Crucially, because of their shared background and experiences, Neera and Una work together to advocate for changes within Federation law so that Star Trek can not only metaphorically blow your mind with what its subtext has always been, but so can the two-pronged approach of marginalized people inside and outside the Starfleet apparatus. And of course, that defense will work, because it’s Star Trek, and it wants to remind you that it’s always been about the power of infinite variety in infinite combinations…even if it’s Neera who actually bails Una out of jail with a literal book with Starfleet rules and find a formality to turn Pike’s concealment of Una’s Illyrian background into an asylum case, rather than a violation of extended race rules.
Image: Paramount
But as good as it all is – and it’s once again superbly grounded in Badaki’s portrayal of Neera, very much in the footsteps of Patrick Stewart in Measure of a Man or Avery Brooks in Dax – there’s something structural about Star Trek itself, which must make this victory as Pyrrhic as it is inevitable.
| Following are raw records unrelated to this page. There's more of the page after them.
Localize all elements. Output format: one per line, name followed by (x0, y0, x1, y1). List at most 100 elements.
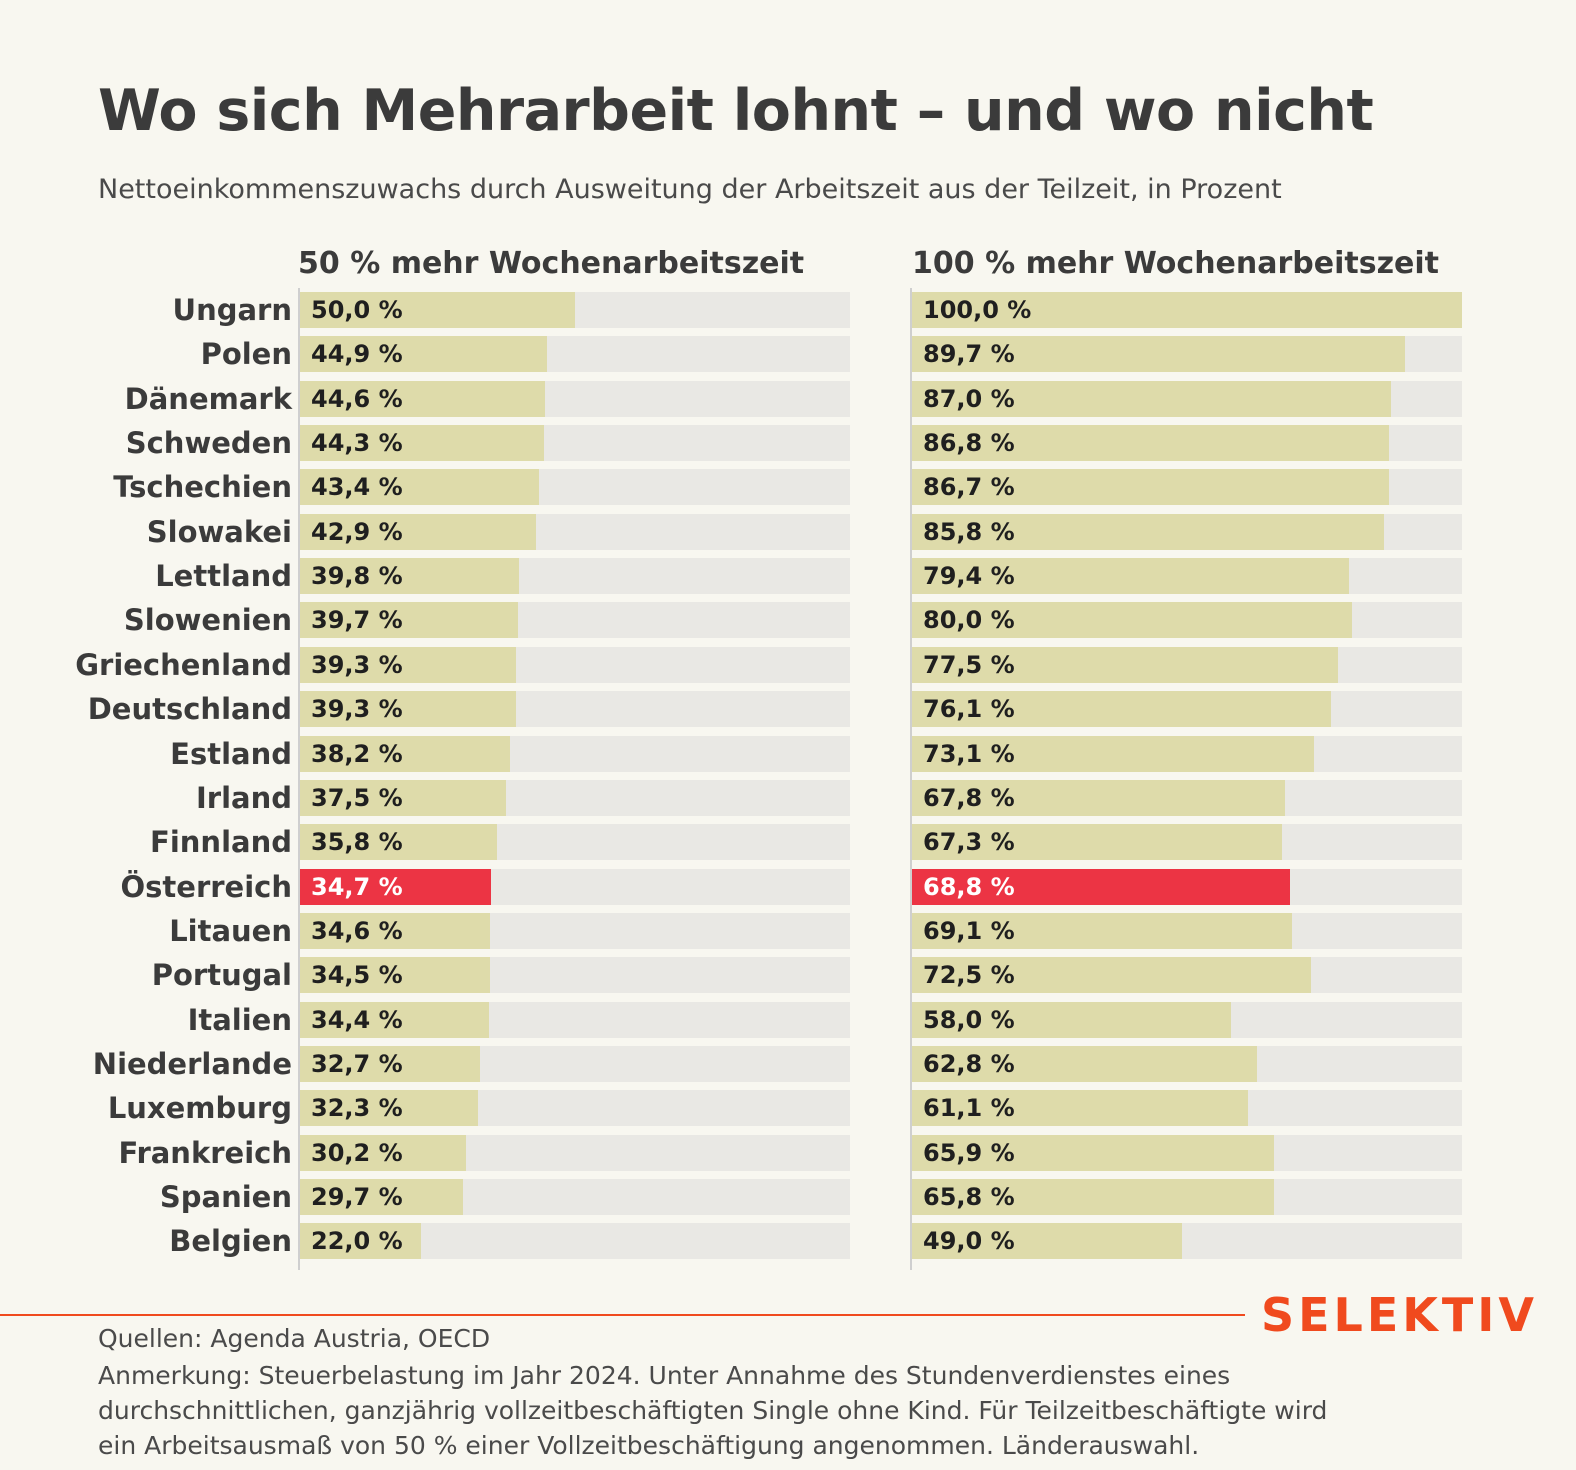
bar-track: 38,2 % (300, 735, 850, 772)
bar (300, 1223, 421, 1260)
bar (300, 1090, 478, 1127)
bar-highlight (300, 868, 491, 905)
bar (300, 513, 536, 550)
data-label: 49,0 % (923, 1227, 1015, 1256)
bar-track: 62,8 % (912, 1045, 1462, 1082)
bar-track: 39,3 % (300, 646, 850, 683)
bar-track: 34,5 % (300, 957, 850, 994)
bar (912, 824, 1283, 861)
bar (912, 1179, 1274, 1215)
category-label: Griechenland (75, 647, 292, 682)
bar (300, 824, 497, 861)
bar-track: 68,8 % (912, 868, 1462, 905)
panel-title-100: 100 % mehr Wochenarbeitszeit (912, 246, 1440, 281)
bar-track: 61,1 % (912, 1090, 1462, 1127)
divider-rule (0, 1314, 1245, 1316)
bar-track: 39,8 % (300, 558, 850, 595)
data-label: 100,0 % (923, 296, 1032, 324)
axis-line-right (910, 288, 912, 1270)
bar (300, 469, 539, 506)
category-label: Irland (195, 780, 292, 815)
bar-track: 100,0 % (912, 292, 1462, 328)
data-label: 39,8 % (311, 562, 403, 591)
bar (300, 912, 491, 949)
data-label: 34,4 % (311, 1005, 403, 1034)
bar (912, 1090, 1249, 1127)
data-label: 69,1 % (923, 916, 1015, 945)
bar (300, 1001, 490, 1038)
bar-track: 39,3 % (300, 691, 850, 728)
bar (300, 957, 490, 994)
bar (912, 602, 1352, 639)
bar (912, 735, 1315, 772)
bar-track: 44,9 % (300, 336, 850, 373)
bar (912, 912, 1293, 949)
bar-track: 73,1 % (912, 735, 1462, 772)
bar-track: 65,8 % (912, 1179, 1462, 1215)
bar-track: 50,0 % (300, 292, 850, 328)
axis-line-left (298, 288, 300, 1270)
category-label: Estland (170, 736, 292, 771)
data-label: 65,9 % (923, 1138, 1015, 1167)
category-label: Slowenien (123, 603, 292, 638)
bar (300, 602, 519, 639)
category-label: Frankreich (118, 1135, 292, 1170)
category-label: Spanien (159, 1180, 292, 1214)
data-label: 58,0 % (923, 1005, 1015, 1034)
data-label: 61,1 % (923, 1094, 1015, 1123)
bar (300, 336, 547, 373)
bar-track: 34,7 % (300, 868, 850, 905)
bar (912, 779, 1285, 816)
data-label: 50,0 % (311, 296, 403, 324)
bar (912, 1223, 1182, 1260)
category-label: Österreich (120, 869, 293, 904)
category-label: Dänemark (124, 381, 292, 416)
category-label: Finnland (150, 825, 292, 860)
data-label: 67,8 % (923, 783, 1015, 812)
bar (912, 1134, 1275, 1171)
bar (912, 380, 1391, 417)
bar (912, 1045, 1258, 1082)
bar-track: 44,3 % (300, 425, 850, 462)
bar-track: 34,4 % (300, 1001, 850, 1038)
category-label: Ungarn (172, 293, 292, 327)
bar (912, 691, 1331, 728)
bar-track: 89,7 % (912, 336, 1462, 373)
bar (300, 292, 575, 328)
category-label: Luxemburg (107, 1091, 292, 1126)
data-label: 89,7 % (923, 340, 1015, 369)
bar-track: 85,8 % (912, 513, 1462, 550)
bar (912, 425, 1390, 462)
bar-track: 58,0 % (912, 1001, 1462, 1038)
data-label: 39,3 % (311, 650, 403, 679)
data-label: 34,6 % (311, 916, 403, 945)
bar-track: 22,0 % (300, 1223, 850, 1260)
panel-title-50: 50 % mehr Wochenarbeitszeit (298, 246, 805, 281)
bar-track: 76,1 % (912, 691, 1462, 728)
data-label: 30,2 % (311, 1138, 403, 1167)
category-label: Portugal (151, 958, 292, 993)
bar (912, 513, 1384, 550)
bar (300, 425, 544, 462)
bar (912, 336, 1406, 373)
category-label: Belgien (169, 1224, 292, 1259)
bar-track: 32,3 % (300, 1090, 850, 1127)
data-label: 87,0 % (923, 384, 1015, 413)
category-label: Lettland (155, 559, 292, 594)
data-label: 38,2 % (311, 739, 403, 768)
bar-track: 32,7 % (300, 1045, 850, 1082)
data-label: 39,3 % (311, 695, 403, 724)
bar (300, 1045, 480, 1082)
bar-track: 37,5 % (300, 779, 850, 816)
data-label: 39,7 % (311, 606, 403, 635)
bar (912, 646, 1339, 683)
data-label: 65,8 % (923, 1183, 1015, 1211)
data-label: 29,7 % (311, 1183, 403, 1211)
data-label: 72,5 % (923, 961, 1015, 990)
bar-track: 87,0 % (912, 380, 1462, 417)
bar-track: 77,5 % (912, 646, 1462, 683)
data-label: 80,0 % (923, 606, 1015, 635)
category-label: Schweden (125, 426, 292, 461)
data-label: 62,8 % (923, 1049, 1015, 1078)
chart-subtitle: Nettoeinkommenszuwachs durch Ausweitung … (98, 174, 1282, 205)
We know that Una needs to avoid being kicked out of Starfleet because we know she’s going to be First Officer of the Enterprise for quite a while. We also know that the Federation’s laws on genetic modification will not change in the way Neera wants. That’s just Star Trek canon at work – there’s no suspense as to whether or not the case will end in Una’s favor, because it has to. And so, for all the wild talk and advocacy of empathetic quality we flaunt here, things must end with what is essentially the same unspoken problem of most Star Trek courtship episodes: our heroes come out victorious in the Clear moment, but the full picture of the rights they championed in victory is set aside lest they be touched again.
While it’s a dampener, it’s not strong enough to undermine the fact that Ad Astra per Aspera is largely a smart, contemporary evolution of a typical Trek episode format, in the vein that Strange New Worlds has excelled at so far. But at least, as Neera herself says, escorting Una back aboard the Enterprise to reunite her with her friends is a good step in the right direction, if not a complete victory.